Jones Soda and Reeds Merger Lacks Fizz

On of my favorite Charlie Munger quotes is 'When you mix raisins and turds, you still have turds.' This statement pretty much sums up my thoughts on the merger of Jones Soda (JSDA) and Reeds Inc. (REED). Since I have historically been interested in Jones Soda for a long time, this is a merger close to my heart; I generally don't like it when my heart is close to turds (as this merger seems to be).

Reeds, having successfully blown through well over $3 million in cash over the past 4 years (leaving them with literally no cash), even after having borrowed a fair amount, is now trading cash and stock for Jones. I surmise that the cash comes from a preferred share offering recently made (though it isn't enough to cover the ~$2.7 million); but the thing to remember is that JSDA, as of their last 10Q, had over $6 million in cash... Meaning that JSDA shareholders are essentially being paid with their own money and stock currency, which I see less value in than the original Jones shares held.

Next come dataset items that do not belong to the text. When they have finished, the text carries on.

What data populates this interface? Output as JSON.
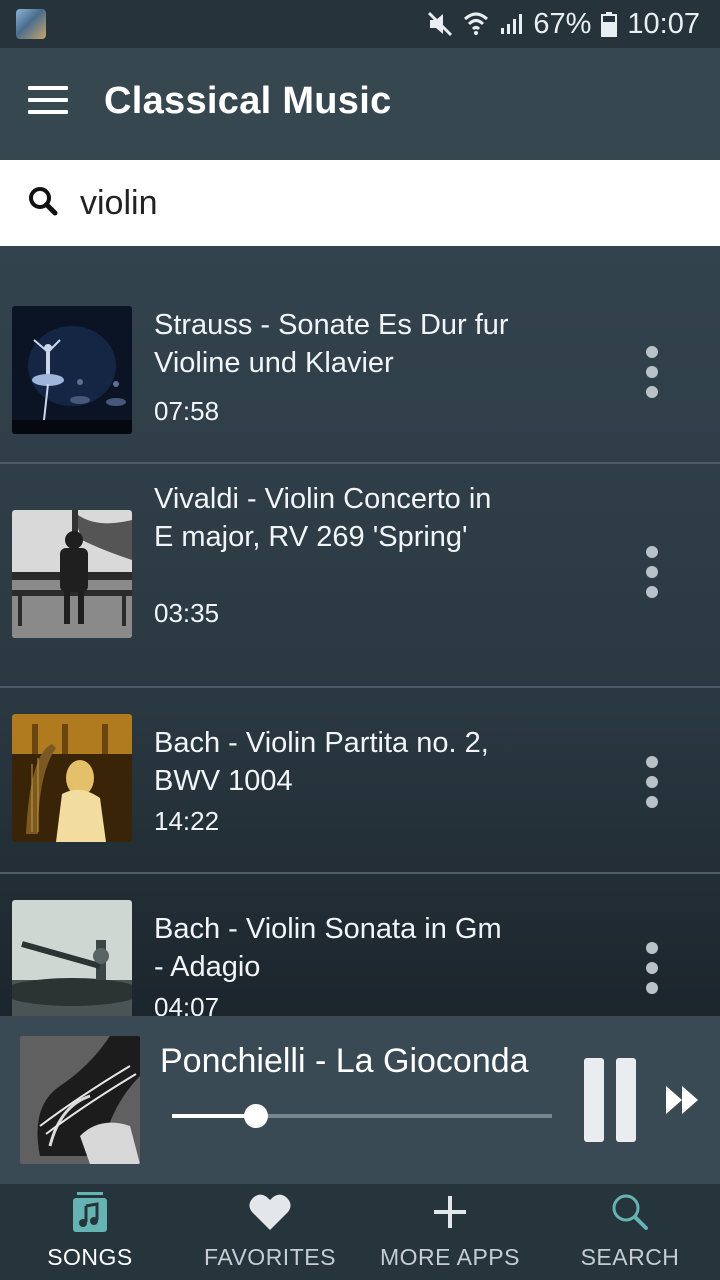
{
  "status_bar": {
    "battery": "67%",
    "time": "10:07",
    "icons": [
      "mute-icon",
      "wifi-icon",
      "signal-icon",
      "battery-icon"
    ]
  },
  "app_bar": {
    "title": "Classical Music",
    "menu_icon": "hamburger-menu-icon"
  },
  "search": {
    "value": "violin",
    "icon": "search-icon"
  },
  "songs": [
    {
      "title": "Strauss - Sonate Es Dur fur Violine und Klavier",
      "duration": "07:58"
    },
    {
      "title": "Vivaldi - Violin Concerto in E major, RV 269 'Spring'",
      "duration": "03:35"
    },
    {
      "title": "Bach - Violin Partita no. 2, BWV 1004",
      "duration": "14:22"
    },
    {
      "title": "Bach - Violin Sonata in Gm - Adagio",
      "duration": "04:07"
    }
  ],
  "player": {
    "title": "Ponchielli - La Gioconda",
    "progress": 0.22,
    "pause_icon": "pause-icon",
    "next_icon": "fast-forward-icon"
  },
  "bottom_nav": [
    {
      "label": "SONGS",
      "icon": "music-note-icon",
      "active": true
    },
    {
      "label": "FAVORITES",
      "icon": "heart-icon",
      "active": false
    },
    {
      "label": "MORE APPS",
      "icon": "plus-icon",
      "active": false
    },
    {
      "label": "SEARCH",
      "icon": "search-icon",
      "active": false
    }
  ],
  "colors": {
    "app_bar": "#37474f",
    "nav_active_icon": "#66b3b3",
    "nav_label": "#c5cdd2"
  }
}
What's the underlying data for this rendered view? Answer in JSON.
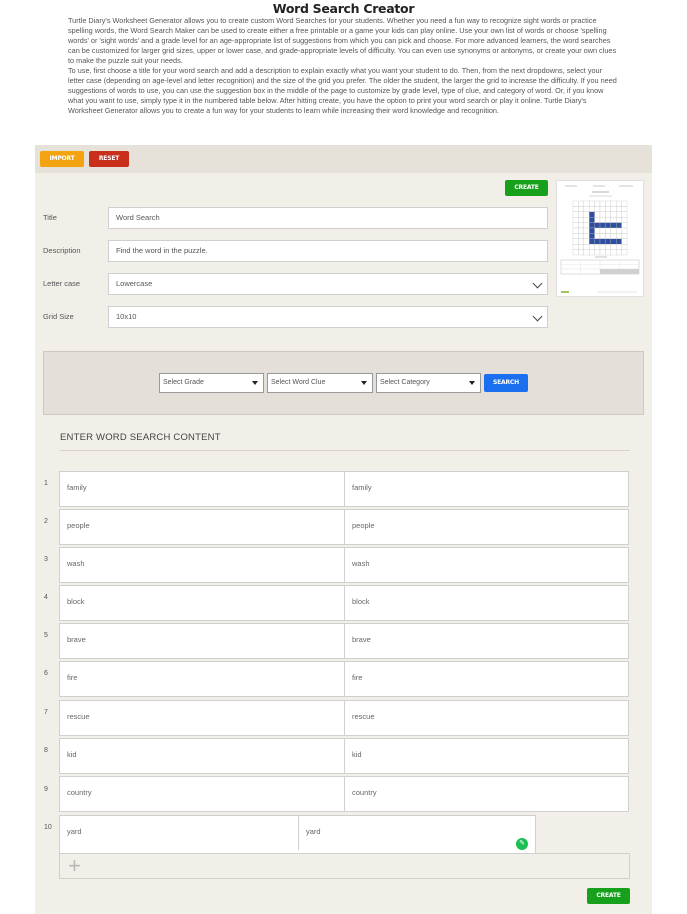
{
  "page": {
    "title": "Word Search Creator",
    "intro_p1": "Turtle Diary's Worksheet Generator allows you to create custom Word Searches for your students. Whether you need a fun way to recognize sight words or practice spelling words, the Word Search Maker can be used to create either a free printable or a game your kids can play online. Use your own list of words or choose 'spelling words' or 'sight words' and a grade level for an age-appropriate list of suggestions from which you can pick and choose. For more advanced learners, the word searches can be customized for larger grid sizes, upper or lower case, and grade-appropriate levels of difficulty. You can even use synonyms or antonyms, or create your own clues to make the puzzle suit your needs.",
    "intro_p2": "To use, first choose a title for your word search and add a description to explain exactly what you want your student to do. Then, from the next dropdowns, select your letter case (depending on age-level and letter recognition) and the size of the grid you prefer. The older the student, the larger the grid to increase the difficulty. If you need suggestions of words to use, you can use the suggestion box in the middle of the page to customize by grade level, type of clue, and category of word. Or, if you know what you want to use, simply type it in the numbered table below. After hitting create, you have the option to print your word search or play it online. Turtle Diary's Worksheet Generator allows you to create a fun way for your students to learn while increasing their word knowledge and recognition."
  },
  "toolbar": {
    "import_label": "IMPORT",
    "reset_label": "RESET",
    "create_label": "CREATE"
  },
  "form": {
    "title_label": "Title",
    "title_value": "Word Search",
    "description_label": "Description",
    "description_value": "Find the word in the puzzle.",
    "letter_case_label": "Letter case",
    "letter_case_value": "Lowercase",
    "grid_size_label": "Grid Size",
    "grid_size_value": "10x10"
  },
  "suggest": {
    "grade": "Select Grade",
    "word_clue": "Select Word Clue",
    "category": "Select Category",
    "search_label": "SEARCH"
  },
  "content": {
    "heading": "ENTER WORD SEARCH CONTENT",
    "rows": [
      {
        "num": "1",
        "word": "family",
        "clue": "family"
      },
      {
        "num": "2",
        "word": "people",
        "clue": "people"
      },
      {
        "num": "3",
        "word": "wash",
        "clue": "wash"
      },
      {
        "num": "4",
        "word": "block",
        "clue": "block"
      },
      {
        "num": "5",
        "word": "brave",
        "clue": "brave"
      },
      {
        "num": "6",
        "word": "fire",
        "clue": "fire"
      },
      {
        "num": "7",
        "word": "rescue",
        "clue": "rescue"
      },
      {
        "num": "8",
        "word": "kid",
        "clue": "kid"
      },
      {
        "num": "9",
        "word": "country",
        "clue": "country"
      },
      {
        "num": "10",
        "word": "yard",
        "clue": "yard"
      }
    ],
    "add_symbol": "+"
  },
  "bottom": {
    "create_label": "CREATE"
  },
  "colors": {
    "import": "#f2a30f",
    "reset": "#c9301c",
    "create": "#17a01c",
    "search": "#1a6ff0",
    "grid_highlight": "#2f4f9e"
  },
  "icons": {
    "dropdown": "chevron-down-icon",
    "edit": "pencil-icon",
    "add": "plus-icon"
  }
}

To juice up the deal for Reeds, they have written into the agreement that in the event that they can't pay out the cash, they can further dilute their common stock at a value of $1.70 per share, which is presently less than it is trading at!

One good thing for Jones is that they can get out of the deal via unsolicited bids; maybe Coke (KO) or Pepsi (PEP) will get in on the action as a way to break into the premium beverage industry.

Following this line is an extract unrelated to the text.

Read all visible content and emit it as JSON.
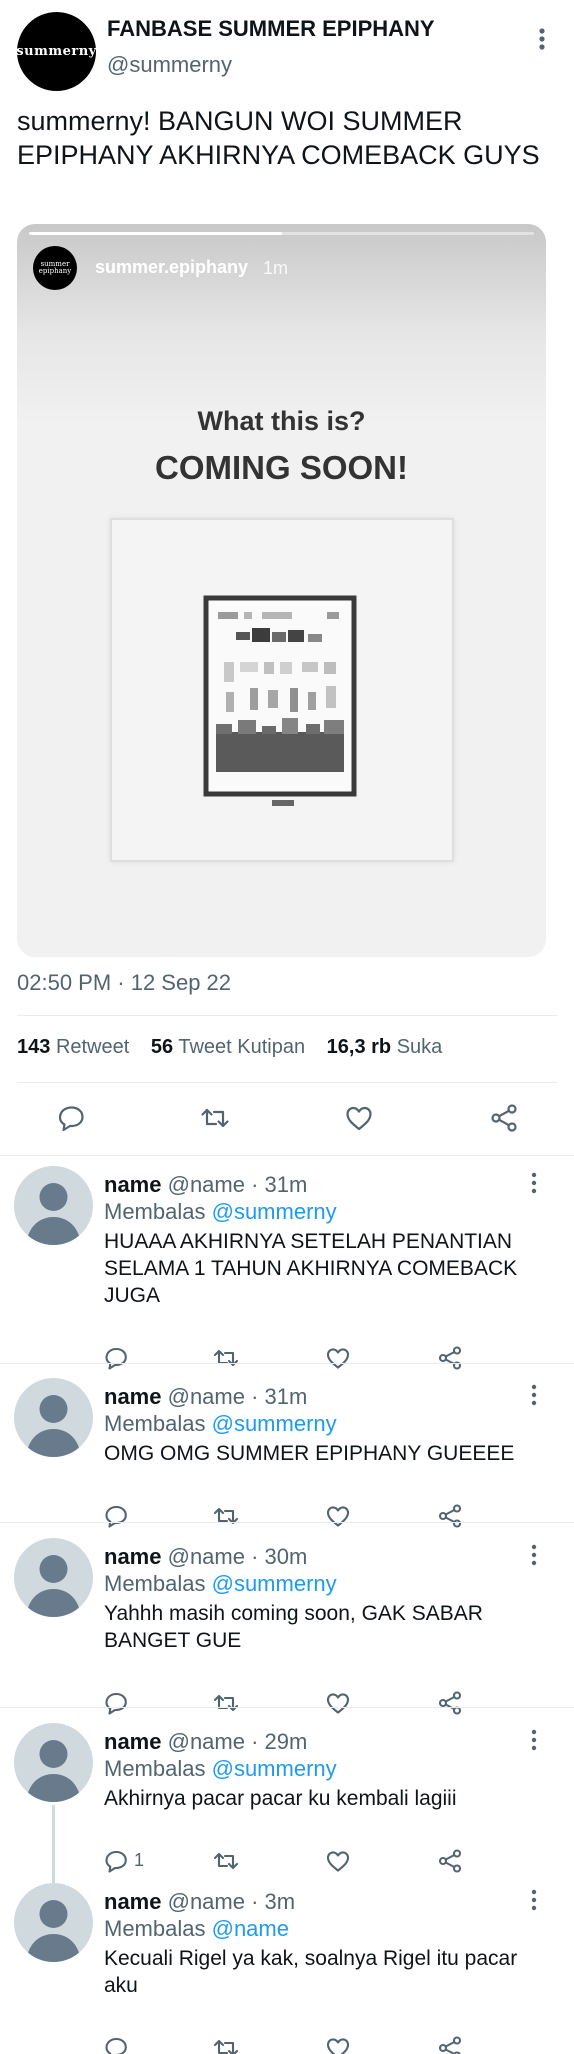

Certainly, there will be synergies that the 2 companies will have. For example, they will save a good deal just in SG&A; JSDA's head won't be part of the new company. There will most likely be further consolidation and the new company will have better bargaining power in acquiring materials, hiring, and shipping. Ironically, Jones failed miserably at selling their products in big chains such as Kroger (KR) and Wal-Mart (WMT), whereas Reeds is expanding it's relationship with Kroger.

I may be missing something here--in fact, I probably am. But let's face it, the directors of Jones have historically made piss poor capital allocation decisions as they presided over the company becoming virtually worthless--not raising a small country's GDP worth of cash when people couldn't get enough of their stock (at ~$30 bucks a share) probably wasn't the best idea...

Personally, I wouldn't buy Reeds stock pre-merger at virtually any price; it isn't that there isn't upside, it is just that I don't see a margin of safety in the company. I will no doubt be impressed if Reeds is able to grow shareholder wealth in any meaningful amount in the near future.

Disclosure: None. Do your own research before doing anything.